Canada in brief: Sept. 16, 2009

Political ad campaigns invade TV screens

ST. CATHERINES, Ont. (CUP) – While Parliament resumed this week, federal political parties didn’t hold back from releasing advertising campaigns prior to its start, raising speculation of an election on the horizon.

Michael Ignatieff speaks little of his competitor, Prime Minister Stephen Harper, but more about his party’s general wishes for the nation, driving home the point of seeing Canada in a “global perspective” and their high hopes for Canada to be a stronger player on this world stage, by reaching out “to India and China to build the economy of tomorrow.”

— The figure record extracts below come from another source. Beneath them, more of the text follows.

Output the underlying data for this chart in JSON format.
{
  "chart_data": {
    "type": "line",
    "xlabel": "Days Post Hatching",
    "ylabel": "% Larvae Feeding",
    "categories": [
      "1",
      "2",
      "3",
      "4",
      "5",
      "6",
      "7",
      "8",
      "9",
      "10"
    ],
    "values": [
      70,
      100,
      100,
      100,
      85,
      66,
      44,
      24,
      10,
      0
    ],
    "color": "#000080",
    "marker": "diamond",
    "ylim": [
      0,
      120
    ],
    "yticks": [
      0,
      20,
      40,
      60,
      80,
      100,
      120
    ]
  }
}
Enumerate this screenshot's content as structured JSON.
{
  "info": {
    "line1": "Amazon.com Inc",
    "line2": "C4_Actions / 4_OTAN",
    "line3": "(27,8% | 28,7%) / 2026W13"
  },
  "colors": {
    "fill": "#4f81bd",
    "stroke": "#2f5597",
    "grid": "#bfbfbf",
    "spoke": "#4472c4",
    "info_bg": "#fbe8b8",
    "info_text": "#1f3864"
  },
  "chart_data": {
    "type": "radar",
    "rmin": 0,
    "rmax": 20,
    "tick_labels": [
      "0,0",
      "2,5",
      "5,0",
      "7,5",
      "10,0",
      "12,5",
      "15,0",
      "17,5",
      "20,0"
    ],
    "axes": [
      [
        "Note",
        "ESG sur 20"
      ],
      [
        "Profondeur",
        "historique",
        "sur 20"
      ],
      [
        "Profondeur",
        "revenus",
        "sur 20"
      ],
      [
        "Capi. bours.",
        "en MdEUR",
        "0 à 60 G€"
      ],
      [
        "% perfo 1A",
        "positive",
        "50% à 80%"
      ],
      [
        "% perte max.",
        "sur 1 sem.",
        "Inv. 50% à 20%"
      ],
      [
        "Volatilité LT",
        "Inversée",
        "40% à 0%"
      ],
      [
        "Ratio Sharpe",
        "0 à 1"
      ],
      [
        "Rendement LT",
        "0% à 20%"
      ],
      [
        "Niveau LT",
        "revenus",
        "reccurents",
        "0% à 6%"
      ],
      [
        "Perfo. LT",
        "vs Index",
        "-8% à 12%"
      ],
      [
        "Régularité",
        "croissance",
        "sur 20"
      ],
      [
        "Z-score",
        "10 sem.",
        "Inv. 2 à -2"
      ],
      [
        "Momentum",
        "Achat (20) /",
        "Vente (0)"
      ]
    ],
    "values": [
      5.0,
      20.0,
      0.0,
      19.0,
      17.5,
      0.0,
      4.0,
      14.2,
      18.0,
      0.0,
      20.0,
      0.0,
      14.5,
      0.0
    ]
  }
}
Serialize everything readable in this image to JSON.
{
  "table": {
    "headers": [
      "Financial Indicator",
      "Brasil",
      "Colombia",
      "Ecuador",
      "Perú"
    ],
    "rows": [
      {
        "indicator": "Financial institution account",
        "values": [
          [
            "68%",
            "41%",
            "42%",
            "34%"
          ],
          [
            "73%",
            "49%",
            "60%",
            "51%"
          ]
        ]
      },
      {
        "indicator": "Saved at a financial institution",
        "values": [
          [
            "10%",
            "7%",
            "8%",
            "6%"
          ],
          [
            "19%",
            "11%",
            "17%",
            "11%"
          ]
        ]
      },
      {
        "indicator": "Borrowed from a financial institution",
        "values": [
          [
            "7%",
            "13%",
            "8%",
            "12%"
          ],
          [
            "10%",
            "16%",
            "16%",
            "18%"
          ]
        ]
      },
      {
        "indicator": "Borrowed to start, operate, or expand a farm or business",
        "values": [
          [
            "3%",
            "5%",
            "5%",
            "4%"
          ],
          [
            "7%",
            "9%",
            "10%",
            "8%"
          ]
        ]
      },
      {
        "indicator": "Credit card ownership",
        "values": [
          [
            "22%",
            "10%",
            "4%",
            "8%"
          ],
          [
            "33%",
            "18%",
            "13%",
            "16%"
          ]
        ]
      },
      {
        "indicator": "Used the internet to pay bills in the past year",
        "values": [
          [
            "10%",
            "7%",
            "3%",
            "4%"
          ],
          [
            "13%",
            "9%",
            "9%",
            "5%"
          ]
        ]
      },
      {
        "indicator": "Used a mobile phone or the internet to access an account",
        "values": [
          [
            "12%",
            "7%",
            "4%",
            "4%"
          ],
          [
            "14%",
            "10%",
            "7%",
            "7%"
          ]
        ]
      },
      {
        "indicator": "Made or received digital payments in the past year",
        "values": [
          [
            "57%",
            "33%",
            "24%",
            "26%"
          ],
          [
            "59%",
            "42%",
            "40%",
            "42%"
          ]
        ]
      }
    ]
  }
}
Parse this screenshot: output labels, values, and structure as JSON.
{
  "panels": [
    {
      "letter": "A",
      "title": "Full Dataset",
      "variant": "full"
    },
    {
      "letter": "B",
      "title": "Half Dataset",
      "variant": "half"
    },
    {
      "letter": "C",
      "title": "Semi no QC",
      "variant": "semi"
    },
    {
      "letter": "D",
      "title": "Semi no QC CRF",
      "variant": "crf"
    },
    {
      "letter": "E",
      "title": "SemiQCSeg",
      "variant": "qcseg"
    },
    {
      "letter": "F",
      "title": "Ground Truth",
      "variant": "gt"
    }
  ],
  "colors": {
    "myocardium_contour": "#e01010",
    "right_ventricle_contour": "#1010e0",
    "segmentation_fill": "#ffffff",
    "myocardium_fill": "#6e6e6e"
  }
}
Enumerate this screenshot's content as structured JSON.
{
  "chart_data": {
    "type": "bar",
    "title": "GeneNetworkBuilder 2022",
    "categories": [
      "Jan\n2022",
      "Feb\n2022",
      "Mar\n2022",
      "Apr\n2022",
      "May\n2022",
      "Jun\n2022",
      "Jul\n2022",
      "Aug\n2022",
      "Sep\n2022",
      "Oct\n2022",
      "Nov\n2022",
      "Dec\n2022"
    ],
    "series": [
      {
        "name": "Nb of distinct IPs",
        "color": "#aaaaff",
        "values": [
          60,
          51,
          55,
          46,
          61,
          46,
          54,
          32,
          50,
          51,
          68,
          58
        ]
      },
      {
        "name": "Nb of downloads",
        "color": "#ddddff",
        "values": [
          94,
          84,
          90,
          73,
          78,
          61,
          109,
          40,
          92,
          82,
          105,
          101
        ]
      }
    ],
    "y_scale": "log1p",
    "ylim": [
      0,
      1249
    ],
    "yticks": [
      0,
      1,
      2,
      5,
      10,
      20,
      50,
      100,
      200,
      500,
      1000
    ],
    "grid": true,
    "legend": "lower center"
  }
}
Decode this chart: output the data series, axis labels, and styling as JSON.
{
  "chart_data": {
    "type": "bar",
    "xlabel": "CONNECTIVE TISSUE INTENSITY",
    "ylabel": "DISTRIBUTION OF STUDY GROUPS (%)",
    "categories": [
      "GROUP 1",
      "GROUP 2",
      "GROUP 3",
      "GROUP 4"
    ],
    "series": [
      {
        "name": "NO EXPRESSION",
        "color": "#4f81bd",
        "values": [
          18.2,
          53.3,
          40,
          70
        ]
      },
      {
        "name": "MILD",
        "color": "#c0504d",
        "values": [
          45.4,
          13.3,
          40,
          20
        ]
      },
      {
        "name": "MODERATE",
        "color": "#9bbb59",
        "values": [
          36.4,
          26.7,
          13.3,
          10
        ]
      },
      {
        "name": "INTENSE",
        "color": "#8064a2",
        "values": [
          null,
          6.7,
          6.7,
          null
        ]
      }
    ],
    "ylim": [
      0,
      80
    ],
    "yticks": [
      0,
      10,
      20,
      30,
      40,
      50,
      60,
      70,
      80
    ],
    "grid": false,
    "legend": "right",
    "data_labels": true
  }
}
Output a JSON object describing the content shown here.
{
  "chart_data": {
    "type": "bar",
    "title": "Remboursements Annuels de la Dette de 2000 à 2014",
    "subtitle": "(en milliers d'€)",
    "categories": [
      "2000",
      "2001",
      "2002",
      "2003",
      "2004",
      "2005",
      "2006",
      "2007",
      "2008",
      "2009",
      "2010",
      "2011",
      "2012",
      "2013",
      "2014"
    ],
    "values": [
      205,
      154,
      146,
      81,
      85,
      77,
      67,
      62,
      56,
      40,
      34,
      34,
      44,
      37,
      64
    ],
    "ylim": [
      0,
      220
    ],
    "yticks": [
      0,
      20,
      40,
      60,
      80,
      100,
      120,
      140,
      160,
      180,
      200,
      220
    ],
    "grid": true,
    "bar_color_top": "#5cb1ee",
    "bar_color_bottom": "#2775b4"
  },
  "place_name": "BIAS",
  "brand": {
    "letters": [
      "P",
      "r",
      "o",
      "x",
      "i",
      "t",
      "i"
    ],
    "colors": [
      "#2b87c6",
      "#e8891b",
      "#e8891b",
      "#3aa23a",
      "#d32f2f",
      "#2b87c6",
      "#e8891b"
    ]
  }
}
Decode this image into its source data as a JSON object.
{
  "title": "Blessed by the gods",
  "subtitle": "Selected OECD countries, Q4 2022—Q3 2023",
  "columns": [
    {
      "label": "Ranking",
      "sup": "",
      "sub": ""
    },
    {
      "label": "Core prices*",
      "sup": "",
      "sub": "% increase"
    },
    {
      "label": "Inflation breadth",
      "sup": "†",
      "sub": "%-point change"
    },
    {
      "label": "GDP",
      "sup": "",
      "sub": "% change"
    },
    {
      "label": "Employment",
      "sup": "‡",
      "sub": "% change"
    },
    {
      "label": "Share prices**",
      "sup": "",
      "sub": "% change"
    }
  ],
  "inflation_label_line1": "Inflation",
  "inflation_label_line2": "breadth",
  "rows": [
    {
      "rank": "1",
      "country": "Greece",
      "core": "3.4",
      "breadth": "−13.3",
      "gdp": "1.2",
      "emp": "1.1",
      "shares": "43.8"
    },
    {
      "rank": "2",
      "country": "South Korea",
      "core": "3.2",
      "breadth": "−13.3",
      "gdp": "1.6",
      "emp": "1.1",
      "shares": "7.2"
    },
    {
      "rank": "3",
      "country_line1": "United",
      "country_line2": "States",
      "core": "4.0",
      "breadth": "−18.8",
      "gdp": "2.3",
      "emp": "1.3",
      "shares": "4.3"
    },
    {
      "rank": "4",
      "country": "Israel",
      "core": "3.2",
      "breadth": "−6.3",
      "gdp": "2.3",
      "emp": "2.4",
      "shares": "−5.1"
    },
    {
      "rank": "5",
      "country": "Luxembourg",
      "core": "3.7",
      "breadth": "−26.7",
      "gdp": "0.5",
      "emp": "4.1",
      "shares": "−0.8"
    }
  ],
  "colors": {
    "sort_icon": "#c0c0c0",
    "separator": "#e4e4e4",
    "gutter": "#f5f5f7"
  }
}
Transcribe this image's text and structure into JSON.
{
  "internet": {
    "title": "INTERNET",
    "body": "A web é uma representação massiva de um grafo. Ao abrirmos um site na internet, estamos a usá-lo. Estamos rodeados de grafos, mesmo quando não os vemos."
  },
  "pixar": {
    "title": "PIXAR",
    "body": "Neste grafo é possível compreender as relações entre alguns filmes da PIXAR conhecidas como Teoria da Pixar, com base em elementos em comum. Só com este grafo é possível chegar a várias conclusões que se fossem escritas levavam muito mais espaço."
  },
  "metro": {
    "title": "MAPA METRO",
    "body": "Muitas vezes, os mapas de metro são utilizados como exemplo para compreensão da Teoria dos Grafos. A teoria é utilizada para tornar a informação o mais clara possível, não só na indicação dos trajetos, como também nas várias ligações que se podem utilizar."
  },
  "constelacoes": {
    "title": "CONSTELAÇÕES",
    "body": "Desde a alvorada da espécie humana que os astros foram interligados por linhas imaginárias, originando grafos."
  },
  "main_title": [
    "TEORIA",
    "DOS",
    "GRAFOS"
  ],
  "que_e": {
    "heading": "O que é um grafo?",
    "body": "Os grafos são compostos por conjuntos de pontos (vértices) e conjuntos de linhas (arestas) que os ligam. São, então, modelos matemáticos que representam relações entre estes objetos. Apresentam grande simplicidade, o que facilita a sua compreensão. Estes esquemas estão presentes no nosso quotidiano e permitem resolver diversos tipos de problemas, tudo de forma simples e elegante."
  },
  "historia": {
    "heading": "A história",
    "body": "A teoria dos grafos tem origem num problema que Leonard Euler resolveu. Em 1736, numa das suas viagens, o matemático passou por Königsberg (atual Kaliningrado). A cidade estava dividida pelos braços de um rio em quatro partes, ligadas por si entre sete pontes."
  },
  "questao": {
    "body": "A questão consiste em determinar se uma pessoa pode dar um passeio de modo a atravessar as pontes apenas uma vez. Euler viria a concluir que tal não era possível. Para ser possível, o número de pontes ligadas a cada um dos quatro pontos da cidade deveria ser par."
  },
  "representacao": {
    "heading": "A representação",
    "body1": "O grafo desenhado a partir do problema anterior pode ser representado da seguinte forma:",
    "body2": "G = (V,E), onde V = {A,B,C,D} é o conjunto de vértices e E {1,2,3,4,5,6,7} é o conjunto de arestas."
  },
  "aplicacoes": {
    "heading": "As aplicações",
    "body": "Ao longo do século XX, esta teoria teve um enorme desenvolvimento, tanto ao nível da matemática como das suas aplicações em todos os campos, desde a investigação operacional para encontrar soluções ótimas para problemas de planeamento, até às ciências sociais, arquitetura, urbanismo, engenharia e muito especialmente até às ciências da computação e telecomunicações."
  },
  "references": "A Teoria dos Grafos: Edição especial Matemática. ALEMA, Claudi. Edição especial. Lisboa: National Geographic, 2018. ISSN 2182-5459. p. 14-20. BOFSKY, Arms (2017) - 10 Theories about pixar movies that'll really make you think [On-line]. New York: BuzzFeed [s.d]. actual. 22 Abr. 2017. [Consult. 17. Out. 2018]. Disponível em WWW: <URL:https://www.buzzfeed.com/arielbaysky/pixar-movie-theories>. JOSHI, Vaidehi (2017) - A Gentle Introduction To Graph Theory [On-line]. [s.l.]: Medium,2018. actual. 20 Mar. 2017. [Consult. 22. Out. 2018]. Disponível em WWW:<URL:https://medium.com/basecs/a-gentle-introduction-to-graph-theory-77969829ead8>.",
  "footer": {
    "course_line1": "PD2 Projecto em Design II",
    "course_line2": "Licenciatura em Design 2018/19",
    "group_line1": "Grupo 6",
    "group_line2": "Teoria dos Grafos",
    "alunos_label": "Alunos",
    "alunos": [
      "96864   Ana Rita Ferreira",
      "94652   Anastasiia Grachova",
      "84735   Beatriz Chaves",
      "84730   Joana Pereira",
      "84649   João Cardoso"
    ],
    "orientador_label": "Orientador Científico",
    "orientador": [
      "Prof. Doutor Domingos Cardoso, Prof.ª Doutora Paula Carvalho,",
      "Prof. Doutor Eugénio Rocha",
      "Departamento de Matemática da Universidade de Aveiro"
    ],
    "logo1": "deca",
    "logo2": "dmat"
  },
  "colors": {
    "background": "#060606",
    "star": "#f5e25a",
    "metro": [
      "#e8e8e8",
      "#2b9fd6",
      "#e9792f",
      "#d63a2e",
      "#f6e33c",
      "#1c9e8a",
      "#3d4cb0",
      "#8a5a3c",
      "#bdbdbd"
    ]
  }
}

-Amanda Roth, The Brock Press

Journalist’s wife pleas to PM to help free husband

Canadian journalist Maziar Bahari has been arrested in Iran during a state crackdown in June 2009. His wife, Paolo Gourley, has pleaded to Prime Minister Stephen Harper to help free him and ask for the support of U.S. President Barack Obama to do so in their meeting on Sept. 16.
Newsweek magazine, Bahari’s employer, has also sent an e-mail to the prime minister supporting Gourley’s call for aid.

-Compiled by Linda Givetash

Slumping economy leads to rise in grad enrolment

WINNIPEG (CUP) – The current economic climate has led to higher enrolment in graduate-level university programs across the country.

Graduate enrolment is up 5.5 per cent from the 2008-09 year at the University of Manitoba, according to the school’s office of institutional analysis.

David Andolfatto, a specialist in economics and the business cycle at Simon Fraser University in Burnaby, B.C., said in an interview that this trend is something that usually occurs when the market is experiencing a difficult change.

-Morgan Modjeski, The Manitoban

U of O student falls to death

Orientation Week at the University of Ottawa took a somber turn on Saturday Sept. 12 when a student plunged from the 15th floor window of his residence building, leaving nearby students and staff disturbed by the image of his fall.

In the early hours of the morning he was pronounced dead, and the uncertain circumstances of his fall left officials unable to comment on the situation. Several students returned on Sunday and left flowers outside of the residence in honor of the lost life.